Thursday, January 22, 2004



Maybe it's all the applesauce gone to my head, but I can't help but see a resemblance. I'm thinking "running mate."
 
posted by Kate at 10:42 AM link/comments

Tuesday, January 20, 2004

I’ve known for a long time – maybe 10 years – that I have TMJ. It’s been a slow evolution, one that started with a bit of “hey-how-come-my-jaw-made-that-weird-noise” and progressed to the point where, about 2 weeks ago, I yawned and was convinced for about 3 seconds that my mouth wasn’t going to close.

A lot went through my head in those three seconds. I imagined myself standing up from my desk, putting on my coat and gloves, and trotting two blocks, across Euclid Avenue, through the subzero wind chill and blowing snow to the Emergency Room, all the while with my mouth wide open. I imagined people staring, children screaming, and the cavalcade of hilarity that was going to unfold when I approached the ER sign-in and declared, “Eh-huse hee. Ih hee hy houth ih huck.” (Translation: “Excuse me. It seems my mouth is stuck.”)

Right now, you are also thinking the naughty thoughts that “lockjaw” conjures up, and so did I:

Doctor: How did this happen?
Kate (mouth open): I ‘awned.
Doctor (chortling): Yeah. Yawned.

Fortunately, my mouth eventually closed, accompanied by a loud popping noise and shooting pain. I’ve gotten used to the popping and pain when I open my mouth too wide (“too wide,” in my case, means “the amount of width required to have yourself a satisfying yawn”). It’s the locking that scared the crap out of me, so I finally decided to go to the doctor.

I made an appointment with the oral surgeon who ripped my wisdom teeth out of my head about two years ago. My oral surgeon and his two partners operate a practice called The Weirdest Medical Office I Have Ever Seen, Inc. All of the doctors there are both dentists and doctors, and they all specialize in all of the following: dentistry, oral and maxillofacial surgery, hair restoration, and cosmetic surgery. You can get your cavities drilled and your boobs hiked all under one roof. The waiting room is endlessly fascinating. Next to the plastic wall rack of dog-eared People and Northeast Ohio Live magazines are smaller media racks filled with informational brochures for nips, tucks, lifts -- all manner of “jobs” – as well as Capital One brochures advertising their special cosmetic loan program (complete with low 5.9% APR!). My favorite is the big self-standing display at the reception desk that reads – I shit you not – “Join us for bagels and botox!”

What first attracted me to this practice was that a) The doctors in the practice are well known as the best oral surgeons around, and b) They take my insurance. Plus, when they took out my teeth, they gave me a whole lot of Schedule II narcotics to play with, and those narcotics, combined with fear of dry socket, were the reasons I managed to quit smoking.

After being ushered down the way-too-tastefully-decorated-for-a-doctors’-office hall and installed in the exam room, Dr. Eclectic came in, listened to my jaw do its best imitation of the Stomp ensemble, and told me that I was fucked.

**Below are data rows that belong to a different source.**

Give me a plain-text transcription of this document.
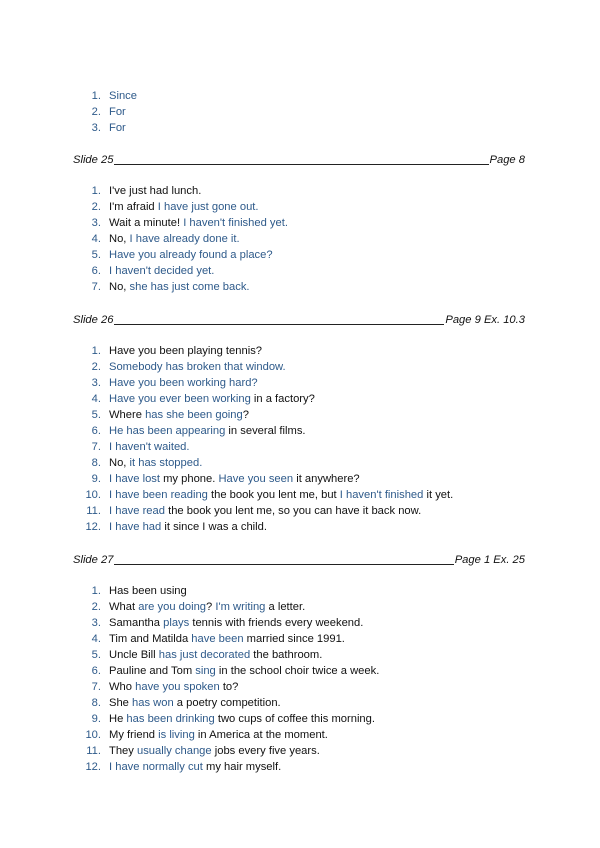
1. Since
2. For
3. For
Slide 25	Page 8
1. I've just had lunch.
2. I'm afraid I have just gone out.
3. Wait a minute! I haven't finished yet.
4. No, I have already done it.
5. Have you already found a place?
6. I haven't decided yet.
7. No, she has just come back.
Slide 26	Page 9 Ex. 10.3
1. Have you been playing tennis?
2. Somebody has broken that window.
3. Have you been working hard?
4. Have you ever been working in a factory?
5. Where has she been going?
6. He has been appearing in several films.
7. I haven't waited.
8. No, it has stopped.
9. I have lost my phone. Have you seen it anywhere?
10. I have been reading the book you lent me, but I haven't finished it yet.
11. I have read the book you lent me, so you can have it back now.
12. I have had it since I was a child.
Slide 27	Page 1 Ex. 25
1. Has been using
2. What are you doing? I'm writing a letter.
3. Samantha plays tennis with friends every weekend.
4. Tim and Matilda have been married since 1991.
5. Uncle Bill has just decorated the bathroom.
6. Pauline and Tom sing in the school choir twice a week.
7. Who have you spoken to?
8. She has won a poetry competition.
9. He has been drinking two cups of coffee this morning.
10. My friend is living in America at the moment.
11. They usually change jobs every five years.
12. I have normally cut my hair myself.
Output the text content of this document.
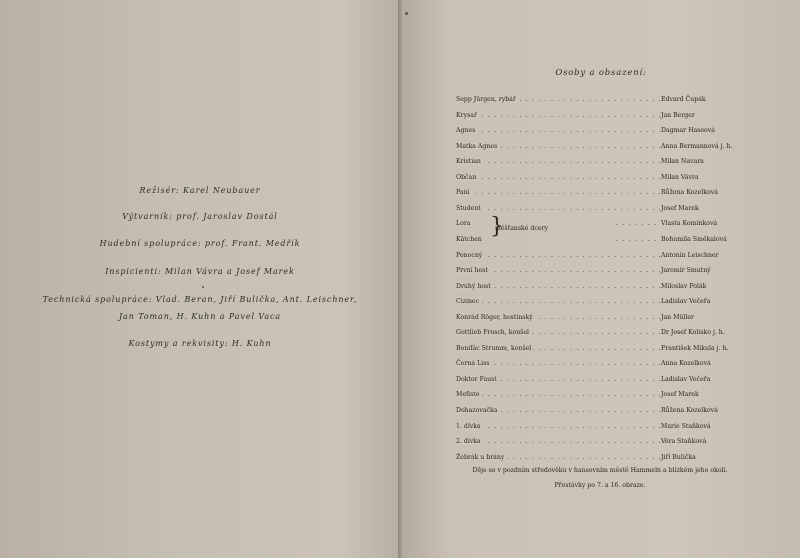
Režisér: Karel Neubauer
Výtvarník: prof. Jaroslav Dostál
Hudební spolupráce: prof. Frant. Medřík
Inspicienti: Milan Vávra a Josef Marek
Technická spolupráce: Vlad. Beran, Jiří Bulička, Ant. Leischner,
Jan Toman, H. Kuhn a Pavel Vaca
Kostymy a rekvisity: H. Kuhn
Osoby a obsazení:
. . .
Sepp Jürgen, rybář	Edvard Čupák
. . .
Krysař	Jan Berger
. . .
Agnes	Dagmar Haseová
. . .
Matka Agnes	Anna Bermannová j. h.
. . .
Kristian	Milan Navara
. . .
Občan	Milan Vávra
. . .
Paní	Růžena Kozelková
. . .
Student	Josef Marek
. . .
Lora	Vlasta Komínková
. . .
Kätchen	Bohumila Směkalová
. . .
Ponocný	Antonín Leischner
. . .
První host	Jaromír Smutný
. . .
Druhý host	Miloslav Polák
. . .
Cizinec	Ladislav Večeřa
. . .
Konrád Röger, hostinský	Jan Müller
. . .
Gottlieb Frosch, konšel	Dr Josef Kolisko j. h.
. . .
Bonifác Strumm, konšel	František Mikula j. h.
. . .
Černá Liss	Anna Kozelková
. . .
Doktor Faust	Ladislav Večeřa
. . .
Mefisto	Josef Marek
. . .
Dohazovačka	Růžena Kozelková
. . .
1. dívka	Marie Staňková
. . .
2. dívka	Věra Staňková
. . .
Žebrák u brány	Jiří Bulička
}
měšťanské dcery
Děje se v pozdním středověku v hansovním městě Hammeln a blízkém jeho okolí.
Přestávky po 7. a 16. obraze.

Apparently, there are two types of TMJ problems. The first is mostly muscular. It happens when people clench or grind their teeth or have a lot of facial tension. The second is mechanical; the jaw is simply out of whack. The doctor informed me that I have both problems.

I guess it shouldn’t surprise me. Before Dr. TaTas came in, when I was filling out their little “TMJ Questionnaire,” I answered “yes” to the one that asked whether I got headaches. I thought about it and realized that it wasn’t entirely true. I don’t “get” headaches. I have a headache. One continuous headache that has been going on for so long that I don’t even notice it anymore. Then I thought about what it would be like to not have a headache, and I got kind of excited.

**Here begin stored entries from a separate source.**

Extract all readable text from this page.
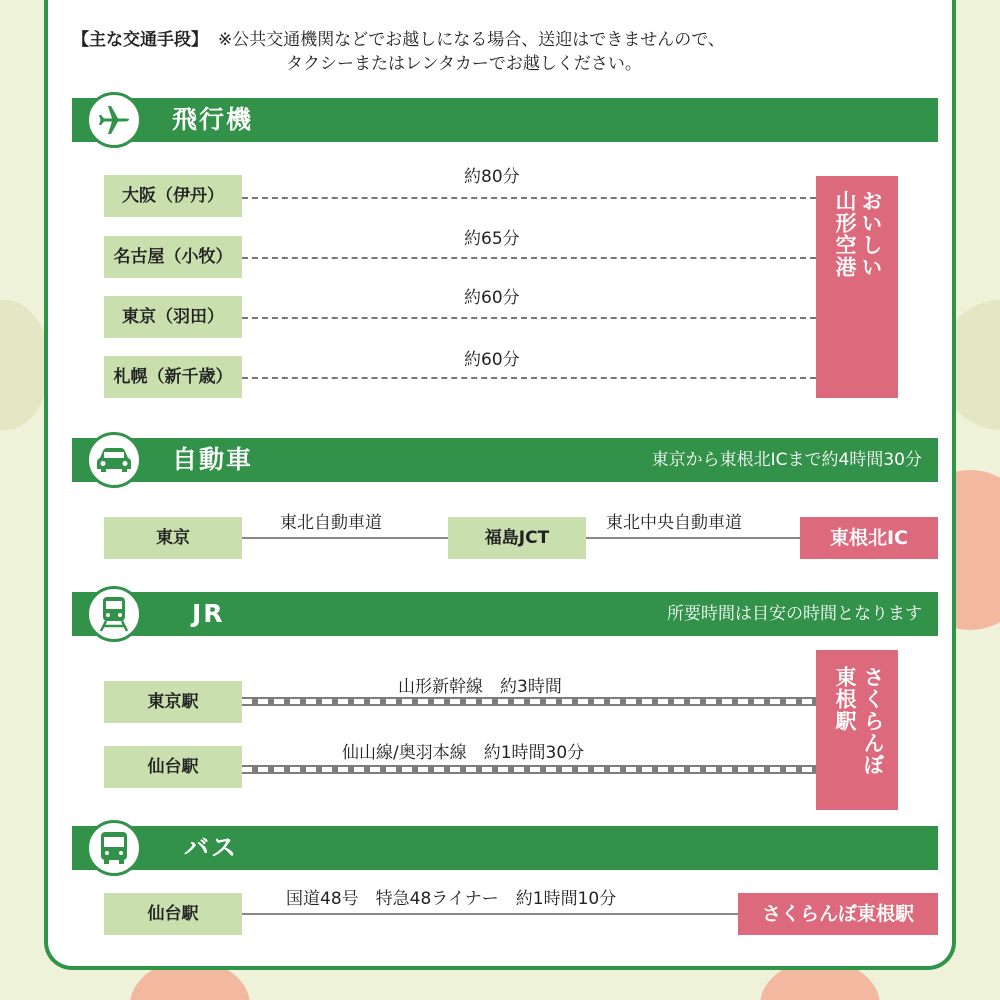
【主な交通手段】 ※公共交通機関などでお越しになる場合、送迎はできませんので、
タクシーまたはレンタカーでお越しください。
飛行機
大阪（伊丹）
名古屋（小牧）
東京（羽田）
札幌（新千歳）
約80分
約65分
約60分
約60分
おいしい
山形空港
自動車	東京から東根北ICまで約4時間30分
東京
東北自動車道
福島JCT
東北中央自動車道
東根北IC
JR	所要時間は目安の時間となります
東京駅
仙台駅
山形新幹線　約3時間
仙山線/奥羽本線　約1時間30分	さくらんぼ
東根駅
バス
仙台駅
国道48号　特急48ライナー　約1時間10分
さくらんぼ東根駅
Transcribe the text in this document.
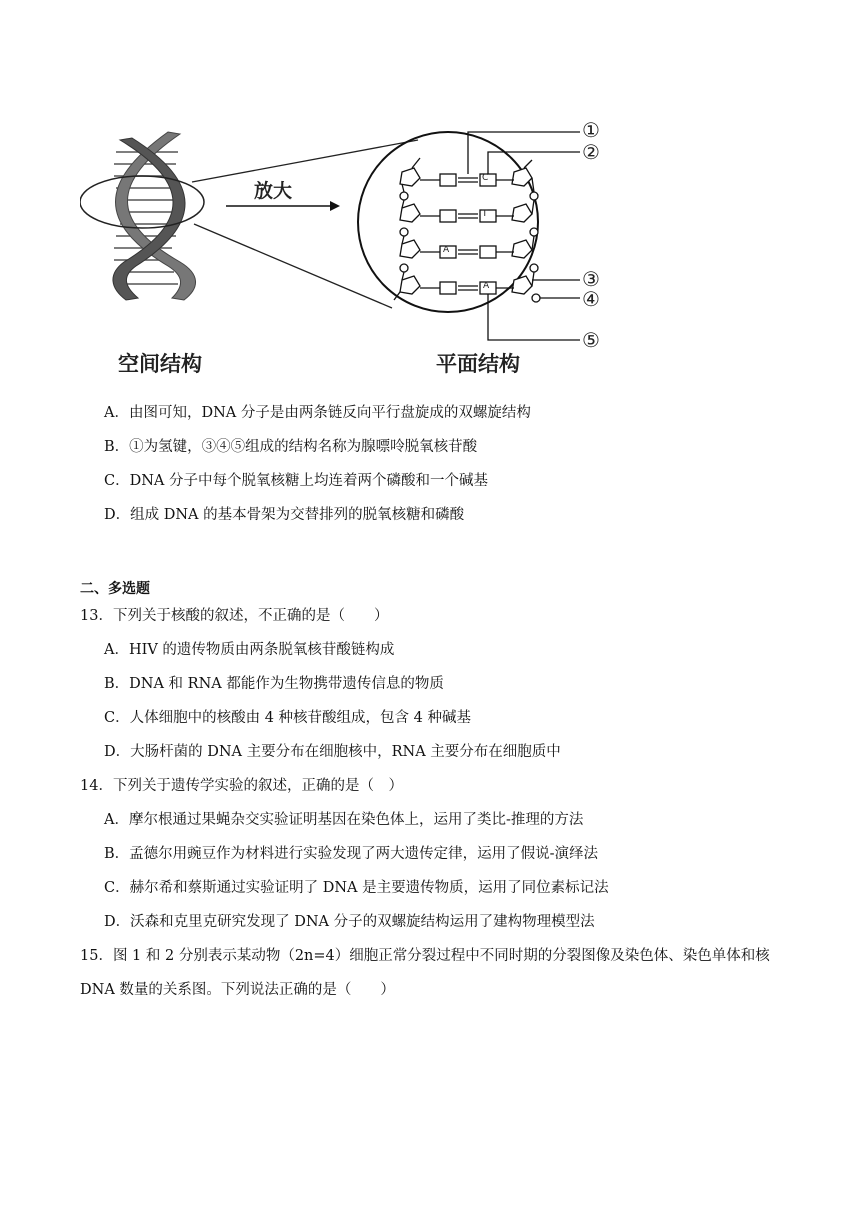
空间结构	平面结构
放大
①
②
③
④
⑤
C
T
A
A
A．由图可知，DNA 分子是由两条链反向平行盘旋成的双螺旋结构
B．①为氢键，③④⑤组成的结构名称为腺嘌呤脱氧核苷酸
C．DNA 分子中每个脱氧核糖上均连着两个磷酸和一个碱基
D．组成 DNA 的基本骨架为交替排列的脱氧核糖和磷酸
二、多选题
13．下列关于核酸的叙述，不正确的是（　　）
A．HIV 的遗传物质由两条脱氧核苷酸链构成
B．DNA 和 RNA 都能作为生物携带遗传信息的物质
C．人体细胞中的核酸由 4 种核苷酸组成，包含 4 种碱基
D．大肠杆菌的 DNA 主要分布在细胞核中，RNA 主要分布在细胞质中
14．下列关于遗传学实验的叙述，正确的是（　）
A．摩尔根通过果蝇杂交实验证明基因在染色体上，运用了类比-推理的方法
B．孟德尔用豌豆作为材料进行实验发现了两大遗传定律，运用了假说-演绎法
C．赫尔希和蔡斯通过实验证明了 DNA 是主要遗传物质，运用了同位素标记法
D．沃森和克里克研究发现了 DNA 分子的双螺旋结构运用了建构物理模型法
15．图 1 和 2 分别表示某动物（2n=4）细胞正常分裂过程中不同时期的分裂图像及染色体、染色单体和核
DNA 数量的关系图。下列说法正确的是（　　）
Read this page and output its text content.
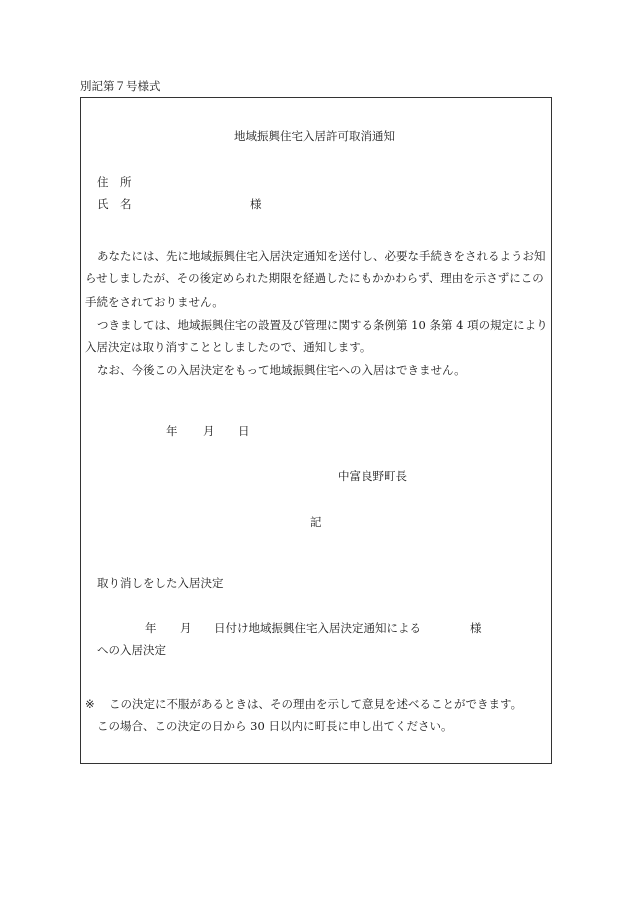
別記第７号様式
地域振興住宅入居許可取消通知
住　所
氏　名	様
あなたには、先に地域振興住宅入居決定通知を送付し、必要な手続きをされるようお知
らせしましたが、その後定められた期限を経過したにもかかわらず、理由を示さずにこの
手続をされておりません。
つきましては、地域振興住宅の設置及び管理に関する条例第 10 条第 4 項の規定により
入居決定は取り消すこととしましたので、通知します。
なお、今後この入居決定をもって地域振興住宅への入居はできません。
年 月 日
中富良野町長
記
取り消しをした入居決定
年 月 日付け地域振興住宅入居決定通知による	様
への入居決定
※ この決定に不服があるときは、その理由を示して意見を述べることができます。
この場合、この決定の日から 30 日以内に町長に申し出てください。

My reluctance to go to the doctor about the problem in the past has been because everyone I talked to said the only cure for TMJ was to have surgery, which then required the jaw to be wired shut for a couple of months. I was not (and am still not) willing to mumble and drink through a straw for an extended period of time, because yelling at my cats and kissing my husband (and vice-versa) are two capabilities with which I will simply not part.

As it turns out, the jaw-wiring thing was the old way of treating TMJ. Now, everything is far more complicated.

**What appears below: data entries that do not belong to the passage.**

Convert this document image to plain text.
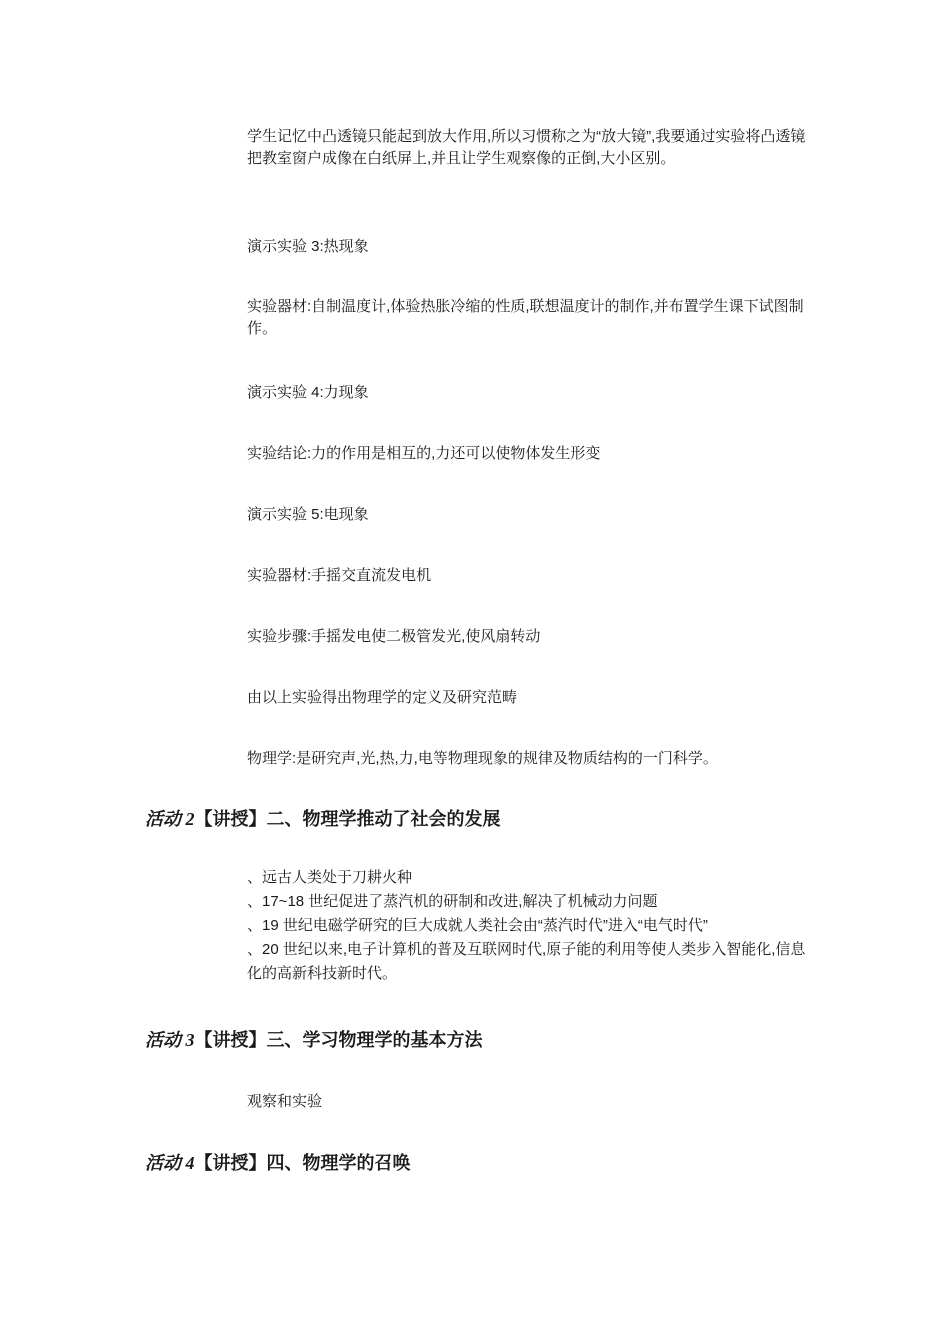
学生记忆中凸透镜只能起到放大作用,所以习惯称之为“放大镜”,我要通过实验将凸透镜把教室窗户成像在白纸屏上,并且让学生观察像的正倒,大小区别。

演示实验 3:热现象

实验器材:自制温度计,体验热胀冷缩的性质,联想温度计的制作,并布置学生课下试图制作。

演示实验 4:力现象

实验结论:力的作用是相互的,力还可以使物体发生形变

演示实验 5:电现象

实验器材:手摇交直流发电机

实验步骤:手摇发电使二极管发光,使风扇转动

由以上实验得出物理学的定义及研究范畴

物理学:是研究声,光,热,力,电等物理现象的规律及物质结构的一门科学。

活动 2【讲授】二、物理学推动了社会的发展
、远古人类处于刀耕火种
、17~18 世纪促进了蒸汽机的研制和改进,解决了机械动力问题
、19 世纪电磁学研究的巨大成就人类社会由“蒸汽时代”进入“电气时代”
、20 世纪以来,电子计算机的普及互联网时代,原子能的利用等使人类步入智能化,信息化的高新科技新时代。
活动 3【讲授】三、学习物理学的基本方法

观察和实验

活动 4【讲授】四、物理学的召唤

For the next few months, as long as my insurance will cover everything, I get to sample a wacky buffet of treatment that includes drugs (steroids, anti-inflammatories, and muscle relaxants in addition to the anti-diabetic and anti-androgen drugs I already take to combat this) and a soft food diet, followed by an MRI, wearing a brace in my mouth while I sleep, and, if that fails, surgery.

Tonight I went to the grocery store and picked up a whole lot of soup, jello, pudding, applesauce, and string cheese. I don’t know if the cheese is technically legal on the soft diet, but I have this thing about protein. I guess I’m going to have to develop some culinary creativity, because I’m pretty sure the jello is gonna get old real fast. Look in bookstores for my cookbook, “Making Mushy Food Taste Good,” which I will no doubt be able to write by the middle of February.